Aug 12, 2010
Loving Life Again After a Loss
When a death takes place, even if it is expected especially coming from a long illness, you may still experience a wide range of emotions. There can be denial, disbelief, confusion, shock, sadness, yearning, anger, humiliation, despair even guilt. Feeling these emotions are pretty normal, and even healthy.
It takes time for a person to fully grasp the concept that their loved one is no longer around. There are times when intense feelings of missing that person happen. But the pain eases after time and allows the person left behind to move on with their lives.
When in grief, there are people who report to experience physical symptoms like stomach pain, loss of appetite, intestinal upsets, sleep disturbances and loss of energy are all common symptoms of acute grief. There may even be extreme reaction like anxiety attacks, chronic fatigue, depressions and thoughts of suicide.

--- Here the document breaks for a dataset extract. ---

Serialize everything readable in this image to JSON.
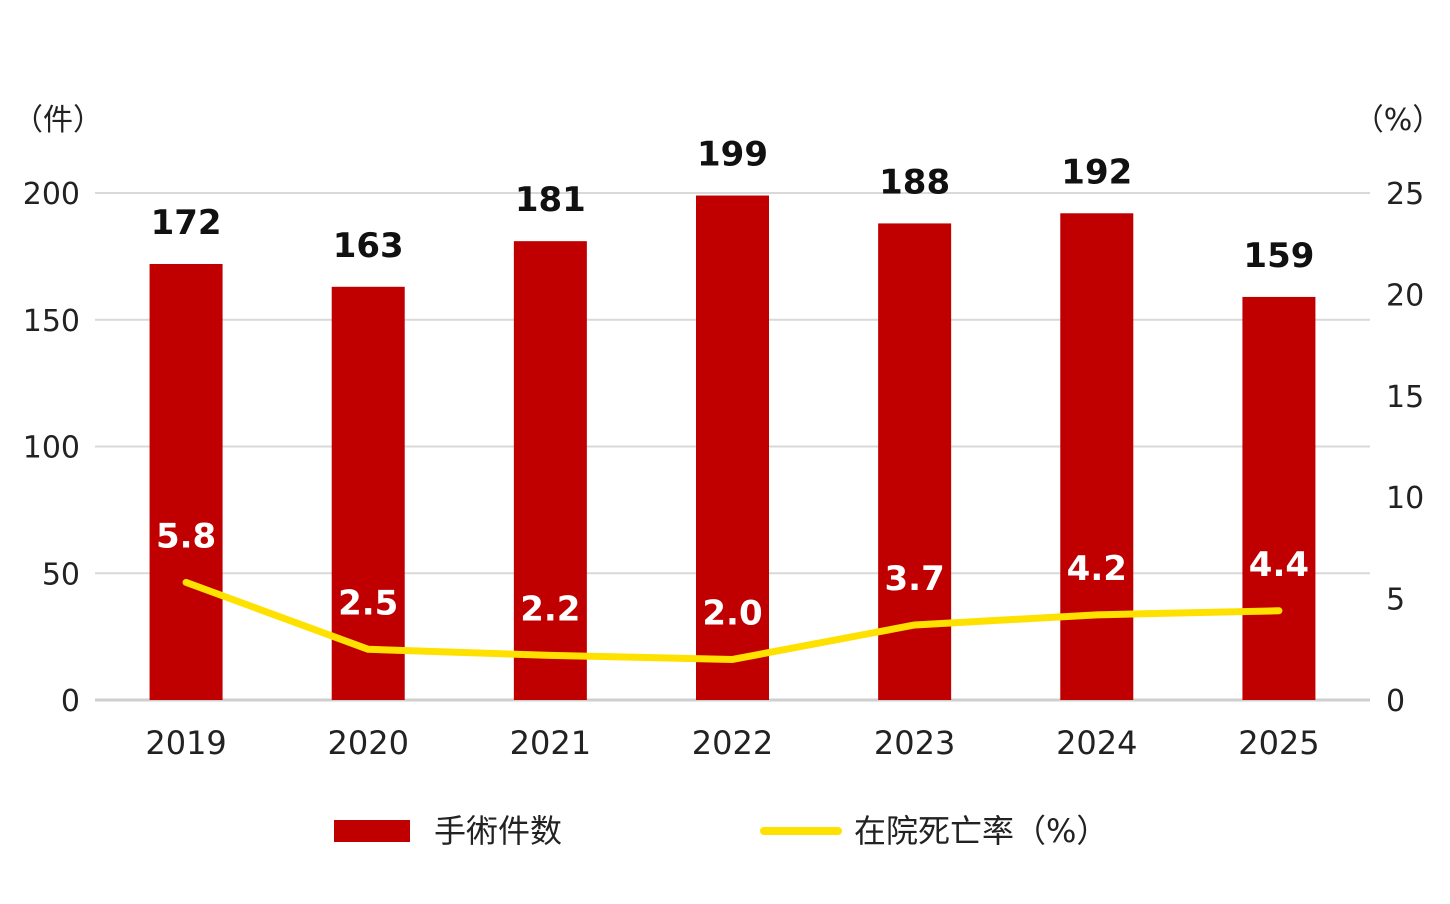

To cope with the pain and loss, getting support from people who acknowledge and understand the loss, and who have experienced the pain of separation will help you to adapt to a new life.
To cope with the loss, here are some things that can be done:
• Give permission to yourself to acknowledge and feel the pain
• Be patient with the process and avoid putting pressure to yourself in order to meet certain expectations.
• Express the feelings. Crying are both necessary and part of the healing process.
• Get support. There are people that you can talk to about your loss and memories.
• Take care of yourself. Eat well and exercise. Physical activities release tension.
• Avoid overindulgence in alcohol. Alcohol will make things and your feelings worse in the long run.
• Forgive yourself for all the things you said or didn’t say
• Accept that life is for the living
• Postpone major life changes like moving to a new house, changing jobs or having another child.
Death or loss arouses some feelings that are deeply overwhelming. A death of a child may awake feelings of injustice, frustration over lost potential, lost dreams and senseless suffering. Some parents feel they are responsible. Meanwhile, for a spouse’s death, aside from the shock, it may also be the cause of a potential financial crisis, especially if the spouse is the main provider.
Elderly people losing a spouse are very vulnerable, for these cases they feel that they are losing a lifetime of shared experiences. A loss due to suicide can be among the most difficult loss to face and bear. Survivors are burdened by guilt, anger and shame.
Children who have experience loss may react differently than adults. Parent’s death is very difficult for small children. Their inability to express their feelings and limited understanding put children in a very difficult situation, they revert to earlier behaviors like bet-wetting, asking insensitive questions about the deceased, invent games about dying and pretending that nobody died.
Shouting or harsh criticism directed to the child only deepens the child’s anxiety and sense of insecurity and instability. It is important to talk to children honestly.
Surviving loss and grief can be done with support, patience and effort. Some day the pain would pass, and you can gull get back to the memories of your loved ones and loving life would come with ease.